Ellsworth Kelly, Four Greens, Upper Manhattan Bay (1957)
© Ellsworth Kelly Foundation
There is a good reason for the Louis Vuitton Foundation in Paris to put on an Ellsworth Kelly exhibition. In 2014, the last site-specific commission to be completed in his lifetime was inaugurated in the building’s auditorium. The American artist, known for his work with solid colour, form and line, died in December 2015 aged 92.
Now the auditorium sits at the heart of an exhibition, Forms and Colours, 1949-2015, of more than 100 works by Kelly. Its stage curtain represents one of his Spectrum works—featuring dazzling vertical lines of rainbow colours—while single red, blue and yellow panels appear on the walls. “Kelly took a lot of pleasure in this commission; he was very involved,” explained Suzanne Pagé, the foundation’s artistic director at the opening on 4 May. “He had proposed the panels as his usual wooden ones, but that would have changed the finely tuned acoustics of interior that architect Frank Gehry had designed.” Instead, the artist—who loved the problem-solving aspect of art production—found a company that could produce a textile in a big enough size and to the exact colour of his paintings.
The stage curtain in Fondation Louis Vuitton’s auditorium, featuring one of Ellsworth Kelly’s Spectrum works
© Ellsworth Kelly Foundation, © Fondation Louis Vuitton / Marc Domage
The exhibition has travelled from the Glenstone Museum, the private institution not far from Washington, DC, which has a huge Kelly collection, but has arrived in Paris in a much-modified form.

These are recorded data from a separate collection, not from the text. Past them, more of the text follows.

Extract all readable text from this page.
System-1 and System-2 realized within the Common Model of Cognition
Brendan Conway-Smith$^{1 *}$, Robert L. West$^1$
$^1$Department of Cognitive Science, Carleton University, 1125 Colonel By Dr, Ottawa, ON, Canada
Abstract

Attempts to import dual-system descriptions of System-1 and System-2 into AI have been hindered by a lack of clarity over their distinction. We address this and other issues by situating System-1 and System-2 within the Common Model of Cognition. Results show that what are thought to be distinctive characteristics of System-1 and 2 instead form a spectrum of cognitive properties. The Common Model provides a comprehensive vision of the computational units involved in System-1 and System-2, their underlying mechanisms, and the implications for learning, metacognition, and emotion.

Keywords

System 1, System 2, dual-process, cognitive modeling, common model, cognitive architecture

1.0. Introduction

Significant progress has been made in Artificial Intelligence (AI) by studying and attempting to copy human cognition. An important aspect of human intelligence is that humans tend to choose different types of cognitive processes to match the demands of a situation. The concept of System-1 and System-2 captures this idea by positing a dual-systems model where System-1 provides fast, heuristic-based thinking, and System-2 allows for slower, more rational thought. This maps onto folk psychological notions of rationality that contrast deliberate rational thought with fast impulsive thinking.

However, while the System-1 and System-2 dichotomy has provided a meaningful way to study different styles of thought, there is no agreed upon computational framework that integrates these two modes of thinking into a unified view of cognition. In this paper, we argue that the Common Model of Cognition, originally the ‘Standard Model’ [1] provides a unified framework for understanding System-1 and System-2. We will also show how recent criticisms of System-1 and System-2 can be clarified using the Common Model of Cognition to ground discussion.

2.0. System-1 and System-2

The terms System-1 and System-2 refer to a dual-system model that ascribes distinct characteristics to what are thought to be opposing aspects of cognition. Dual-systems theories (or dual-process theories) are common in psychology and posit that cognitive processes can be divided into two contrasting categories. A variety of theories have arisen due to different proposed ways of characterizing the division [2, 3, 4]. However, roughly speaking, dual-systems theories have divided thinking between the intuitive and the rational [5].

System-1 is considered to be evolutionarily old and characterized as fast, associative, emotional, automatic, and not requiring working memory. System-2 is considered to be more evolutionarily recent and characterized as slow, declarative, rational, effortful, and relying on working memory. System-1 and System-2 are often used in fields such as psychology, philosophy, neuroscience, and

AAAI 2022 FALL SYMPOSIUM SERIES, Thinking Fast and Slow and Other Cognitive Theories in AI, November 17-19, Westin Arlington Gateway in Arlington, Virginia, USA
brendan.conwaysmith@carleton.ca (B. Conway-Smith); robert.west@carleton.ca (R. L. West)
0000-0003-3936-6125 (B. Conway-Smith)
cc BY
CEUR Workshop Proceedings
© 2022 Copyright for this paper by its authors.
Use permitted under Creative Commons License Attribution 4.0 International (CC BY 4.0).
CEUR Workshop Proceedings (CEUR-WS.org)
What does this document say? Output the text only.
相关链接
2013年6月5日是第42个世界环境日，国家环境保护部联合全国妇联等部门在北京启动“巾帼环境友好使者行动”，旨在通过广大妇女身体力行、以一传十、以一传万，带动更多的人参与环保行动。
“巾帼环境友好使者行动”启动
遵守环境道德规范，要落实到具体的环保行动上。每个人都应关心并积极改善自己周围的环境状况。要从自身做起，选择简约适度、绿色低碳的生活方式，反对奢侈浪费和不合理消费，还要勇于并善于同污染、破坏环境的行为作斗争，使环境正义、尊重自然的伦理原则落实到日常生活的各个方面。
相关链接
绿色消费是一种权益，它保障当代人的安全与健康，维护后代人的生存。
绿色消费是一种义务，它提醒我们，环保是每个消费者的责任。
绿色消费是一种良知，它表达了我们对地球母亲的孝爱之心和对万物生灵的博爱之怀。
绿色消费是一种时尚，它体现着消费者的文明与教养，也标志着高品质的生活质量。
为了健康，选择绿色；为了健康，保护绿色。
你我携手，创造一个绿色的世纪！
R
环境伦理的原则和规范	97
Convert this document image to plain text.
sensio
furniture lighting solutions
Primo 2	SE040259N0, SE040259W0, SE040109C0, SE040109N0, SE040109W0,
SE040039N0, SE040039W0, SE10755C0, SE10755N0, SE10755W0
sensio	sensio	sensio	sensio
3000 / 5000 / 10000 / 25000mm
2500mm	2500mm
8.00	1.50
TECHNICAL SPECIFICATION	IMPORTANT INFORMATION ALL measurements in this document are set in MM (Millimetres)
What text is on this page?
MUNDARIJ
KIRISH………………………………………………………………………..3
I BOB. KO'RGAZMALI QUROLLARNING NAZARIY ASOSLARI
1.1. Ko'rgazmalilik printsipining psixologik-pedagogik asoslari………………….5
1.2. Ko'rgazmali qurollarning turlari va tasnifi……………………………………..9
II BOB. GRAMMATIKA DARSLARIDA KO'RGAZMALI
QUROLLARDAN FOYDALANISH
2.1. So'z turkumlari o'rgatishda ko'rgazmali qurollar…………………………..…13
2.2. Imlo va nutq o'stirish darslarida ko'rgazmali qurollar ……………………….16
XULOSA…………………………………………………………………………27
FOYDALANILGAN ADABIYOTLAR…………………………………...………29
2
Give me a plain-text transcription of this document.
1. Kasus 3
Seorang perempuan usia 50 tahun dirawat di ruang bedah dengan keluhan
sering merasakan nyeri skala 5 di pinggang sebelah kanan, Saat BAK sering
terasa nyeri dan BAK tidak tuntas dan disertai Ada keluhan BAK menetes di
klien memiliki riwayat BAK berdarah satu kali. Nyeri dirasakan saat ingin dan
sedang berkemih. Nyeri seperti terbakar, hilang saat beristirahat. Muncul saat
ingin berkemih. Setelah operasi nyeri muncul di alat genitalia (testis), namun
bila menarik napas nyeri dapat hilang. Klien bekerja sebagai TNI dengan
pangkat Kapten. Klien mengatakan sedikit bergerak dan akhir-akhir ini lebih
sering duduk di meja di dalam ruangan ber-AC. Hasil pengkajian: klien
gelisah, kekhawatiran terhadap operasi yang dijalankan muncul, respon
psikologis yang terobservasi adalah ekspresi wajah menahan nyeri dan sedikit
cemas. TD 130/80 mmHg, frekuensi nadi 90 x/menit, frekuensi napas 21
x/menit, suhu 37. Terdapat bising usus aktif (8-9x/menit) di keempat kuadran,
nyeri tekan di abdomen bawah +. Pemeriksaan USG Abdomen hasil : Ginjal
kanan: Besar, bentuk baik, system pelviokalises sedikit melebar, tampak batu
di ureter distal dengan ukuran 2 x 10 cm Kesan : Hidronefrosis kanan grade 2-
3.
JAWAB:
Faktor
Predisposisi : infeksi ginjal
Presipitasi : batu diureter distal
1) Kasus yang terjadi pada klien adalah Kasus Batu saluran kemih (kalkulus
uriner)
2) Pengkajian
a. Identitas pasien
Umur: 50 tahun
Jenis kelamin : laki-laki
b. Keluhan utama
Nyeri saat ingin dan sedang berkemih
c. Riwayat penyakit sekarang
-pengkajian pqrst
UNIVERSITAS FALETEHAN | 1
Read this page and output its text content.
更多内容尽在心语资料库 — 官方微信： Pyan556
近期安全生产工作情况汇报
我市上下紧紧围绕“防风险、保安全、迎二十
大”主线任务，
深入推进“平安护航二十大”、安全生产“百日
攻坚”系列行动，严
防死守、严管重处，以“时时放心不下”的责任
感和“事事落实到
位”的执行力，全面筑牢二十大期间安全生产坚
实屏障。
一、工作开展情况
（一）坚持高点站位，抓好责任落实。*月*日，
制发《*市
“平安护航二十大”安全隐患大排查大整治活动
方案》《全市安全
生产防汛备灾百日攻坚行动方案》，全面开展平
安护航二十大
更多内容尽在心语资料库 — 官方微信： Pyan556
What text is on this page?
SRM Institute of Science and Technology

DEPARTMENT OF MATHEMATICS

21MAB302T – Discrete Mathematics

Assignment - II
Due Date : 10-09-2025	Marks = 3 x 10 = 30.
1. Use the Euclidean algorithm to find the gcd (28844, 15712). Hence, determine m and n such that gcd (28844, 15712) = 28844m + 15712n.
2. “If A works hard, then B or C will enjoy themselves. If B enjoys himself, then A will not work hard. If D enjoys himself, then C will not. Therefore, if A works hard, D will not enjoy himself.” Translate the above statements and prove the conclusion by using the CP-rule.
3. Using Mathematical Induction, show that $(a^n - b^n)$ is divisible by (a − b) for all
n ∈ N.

This show tells the whole story: Kelly benefitting from his GI grant—provided to veterans of the Second World War—and spending six years in Paris, where he was inspired by Hans Arp and John Cage to begin incorporating chance into his practice (there’s a 1950 Cut Up drawing here, with ink-blackened paper squares scattered on a ground). Also his return to the US in 1954, where he finds that though he was too American for the French, he’s also too French for his muscularly Abstract Expressionist peers in the US.
Instead, Kelly remains outside of all movements. He deals not in narrative, but in space and the physical effect of colour. He develops an economy of form that is reductive but somehow playful and often quite pretty. He works around the fine line where painting and sculpture meet.
Installation view of the auditorium at Fondation Louis Vuitton
Ellsworth Kelly Foundation. Photo: © Fondation Louis Vuitton / Marc Domage
There are more than a few greatest hits here. The show includes, for example, his so-called first and only Abstract Expressionist painting, made after a visit to Giverny in 1952, with a stunning mottled green surface that owes much to Monet; and the Yellow Curve floor sculpture from 1990—a thin flat panel installed on the ground of a specially created room—that floods the space with yellow light. Also featured is a 1987 painting made of three separated dancing grey shapes (in oil on canvas), in which the wall is as much a part of the piece as the panels themselves.
Ellsworth Kelly, Yellow Curve, 1990
© Ellsworth Kelly Foundation. Photo: © Ron Amstutz;Courtesy Glenstone Museum, Potomac, Maryland
Kelly’s work is entirely phenomenological—completed by viewer and context. And even when he turns his hand to other things, he is manifest. In a series of photographs of buildings and landscape, he seeks out blocked forms and lines. The picture postcards he sent to friends are embellished with coloured shapes. Drawings of fruit and vegetables are reduced to the absolute essentials.
While the exhibition suffers from trailing across some fairly disconnected galleries (it would be easy to miss a section or two), it benefits from little or no interpretation. Just a text at the beginning of each gallery serves to highlight a few facts, but quite rightly, this is presented as a show not to be read about, but to be seen and felt.